Note to Reporters: Downloadable audio, photos and biographies of Joe Blake and Tony Frank will be available at http://www.colostate.edu/ by 3 p.m. Thursday.

The Colorado State University community today celebrated the inauguration of Joe Blake as the first sole chancellor of the CSU System and Tony Frank as the 14th president of the university. The two were officially installed by the Board of Governors on the historic Oval before a crowd of hundreds of faculty, staff, students, alumni and friends.

Blake and Frank asked to forgo the type of elaborate inaugural festivities typically held by universities in favor of blending the ceremony into an existing campus event.

“Our ceremony today is about leadership. These two men were chosen at the most critical time in the history of higher education in the country,” said Patrick McConathy, board chair. “This is an opportunity to lift our vision, summon our hopes, strengthen our resolve, and renew our belief that the best days of CSU are ahead.”

In his inaugural speech, Blake called the day the beginning of something new in the life of Colorado State University.

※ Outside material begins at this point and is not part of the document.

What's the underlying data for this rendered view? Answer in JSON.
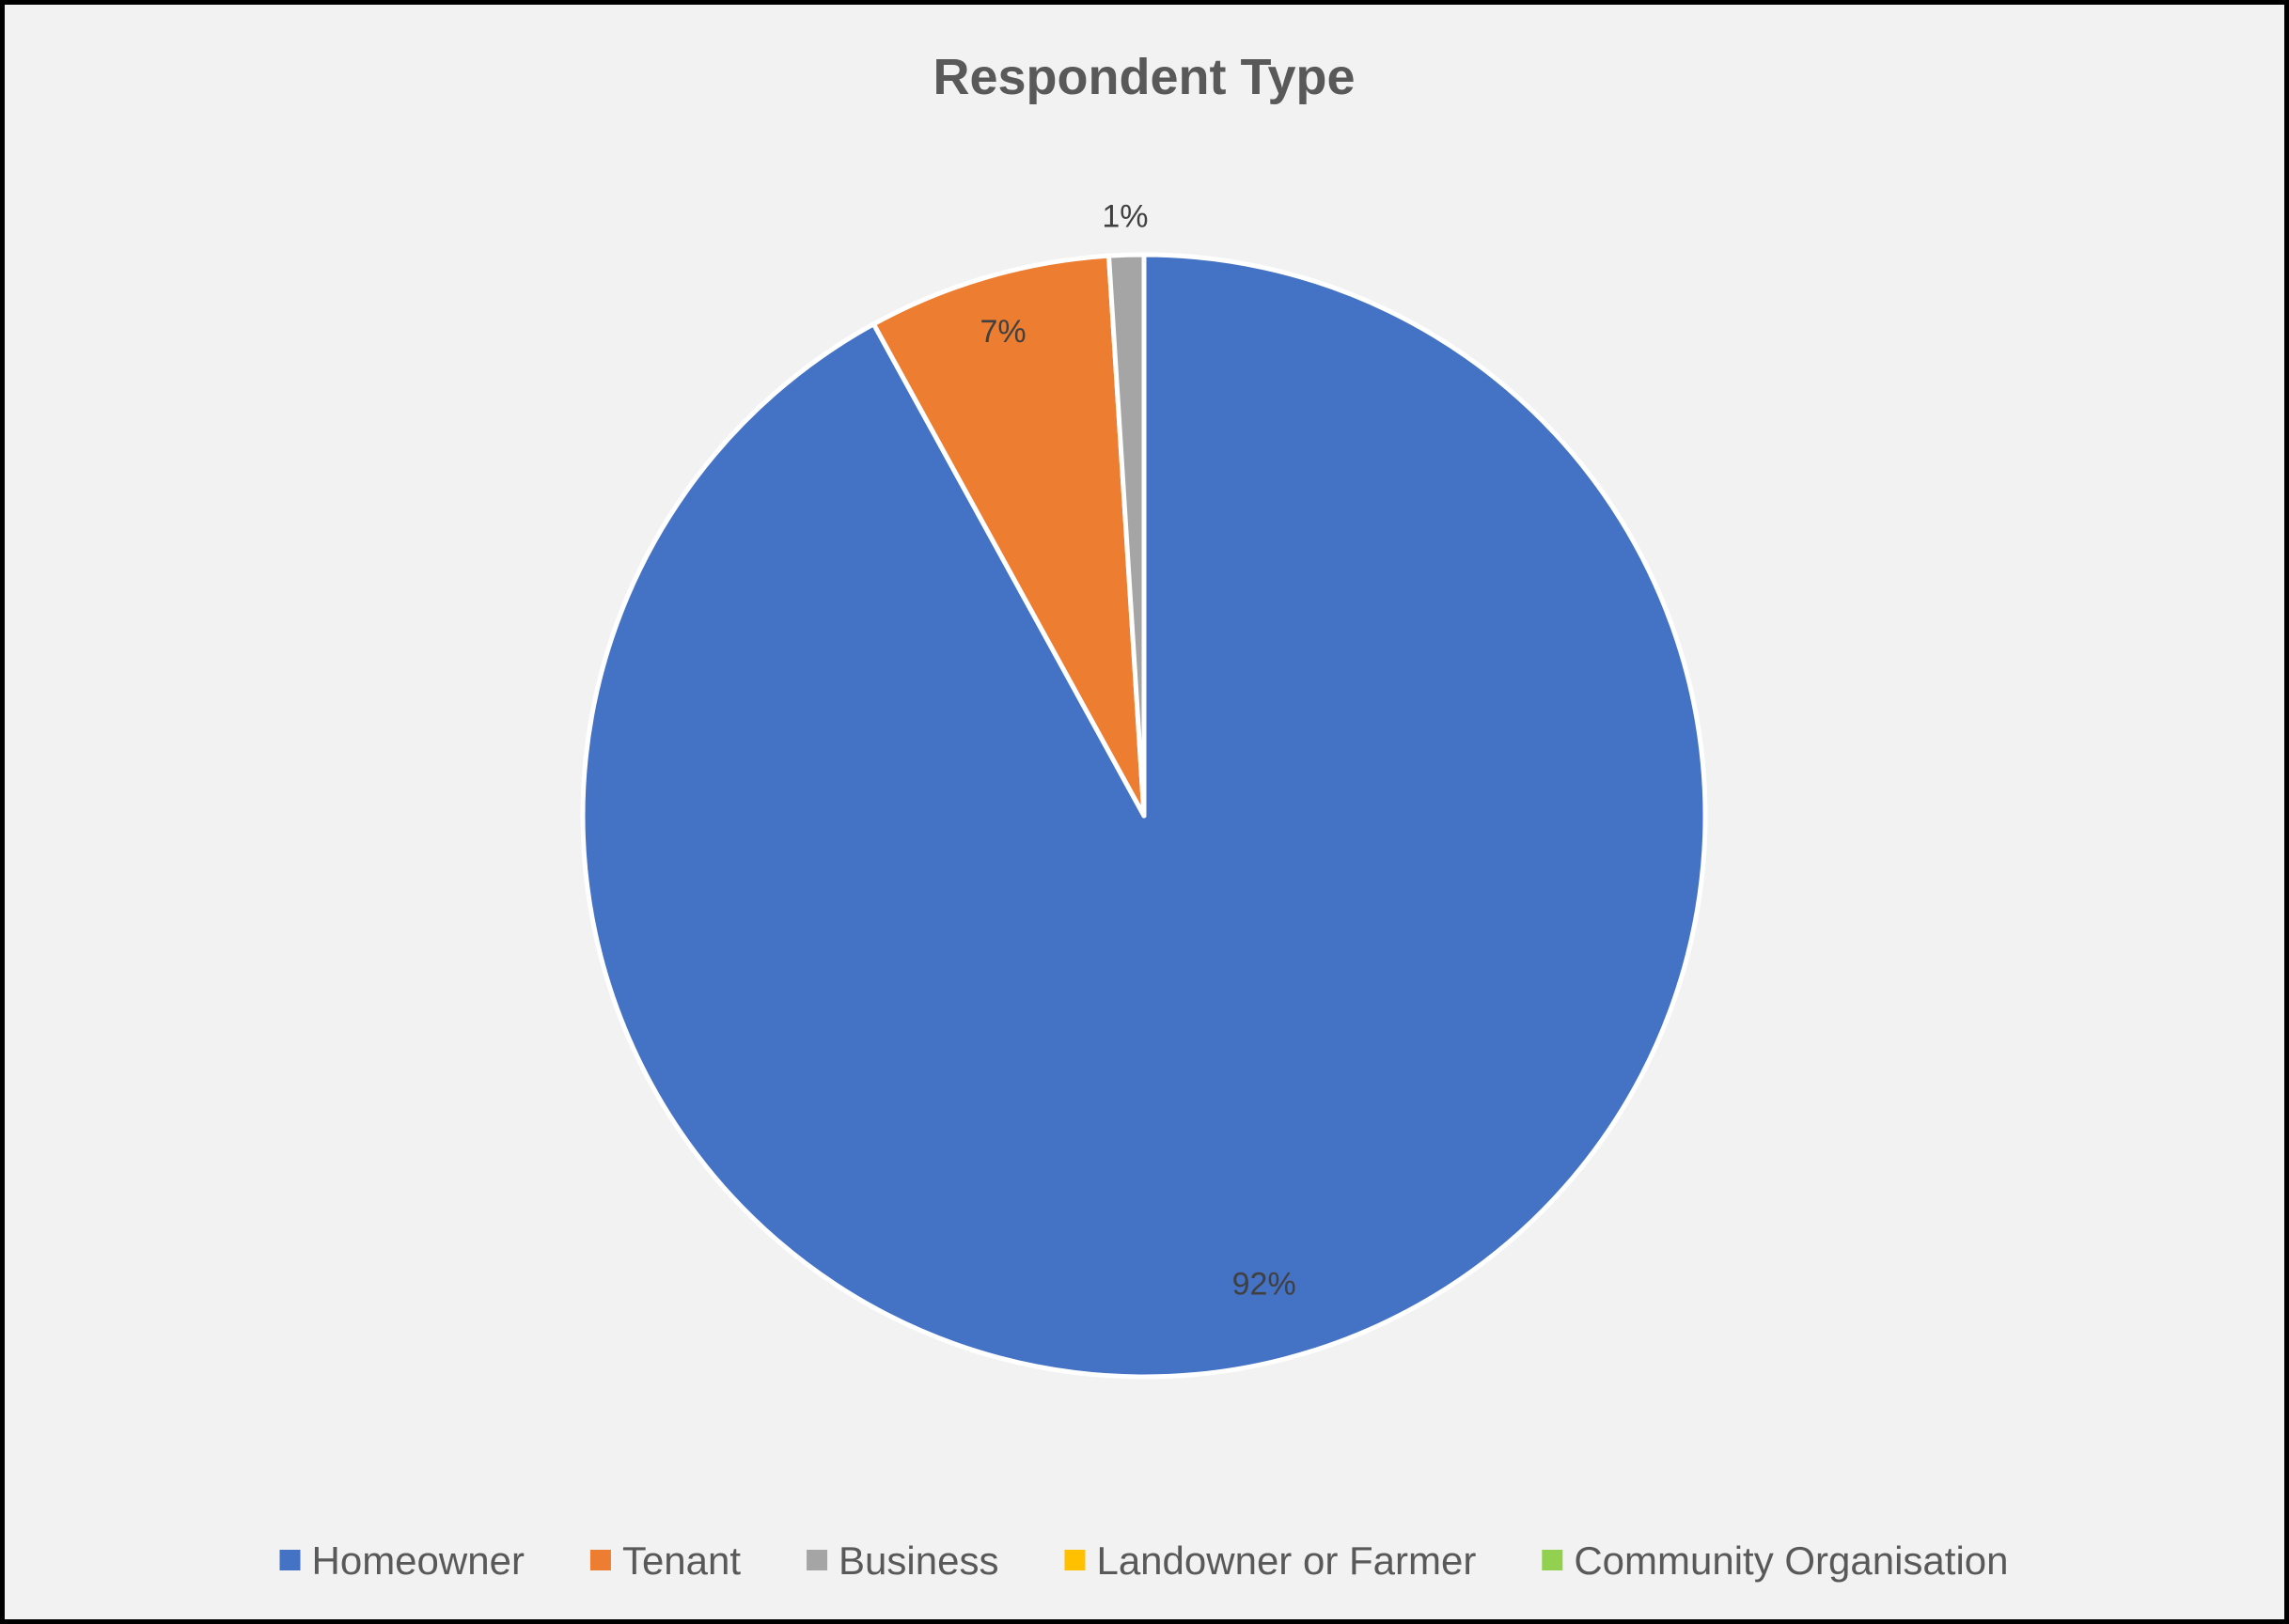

“A university’s vitality depends on interplay between the old and the new, between tradition and change,” Blake said. “We have the power to envision excellence in all we do and want for CSU, to create the finest learning experience for every student and to fulfill the promises we make to each other.”

In his address, Frank noted the challenges facing the institution compared with those of his predecessors and world leaders and called for a return to the fundamentals of ensuring a high-quality educational environment.

“Consider the challenges faced by Lincoln, confronted with a civil war and a devastated economy,” Frank said. “Or the obstacles faced in 1870 by the first black person in America allowed to cast a vote – the same year our trustees were trying to build a college with no budget and very little legislative support. Think over the challenges faced by the average citizen in the first decade of the 20th century, who made $13 for working a 60 hour week while not expecting to live past the age of 47.

“For my administration, the fundamentals mean we must foster the environment needed for our faculty and our students to attain their potential,” Frank said. “The university’s support infrastructure – from the people who care for this beautiful setting, to those who will cook our food, to everyone who interacts with a visitor to our campus, to the President – has a single role: to enable our faculty who strive to transform our world and to support the education of the students who entrust their passion and their futures to our care.”

The Board of Governors separated the chancellor from the president role and named Blake as the university system’s first sole chancellor on July 1, 2009. Blake previously served as president and chief executive officer of the Denver Metro Chamber of Commerce for the past 10 years. The Board this summer named Frank, a 16-year veteran of the university, as president; he had previously served as provost and senior executive vice president.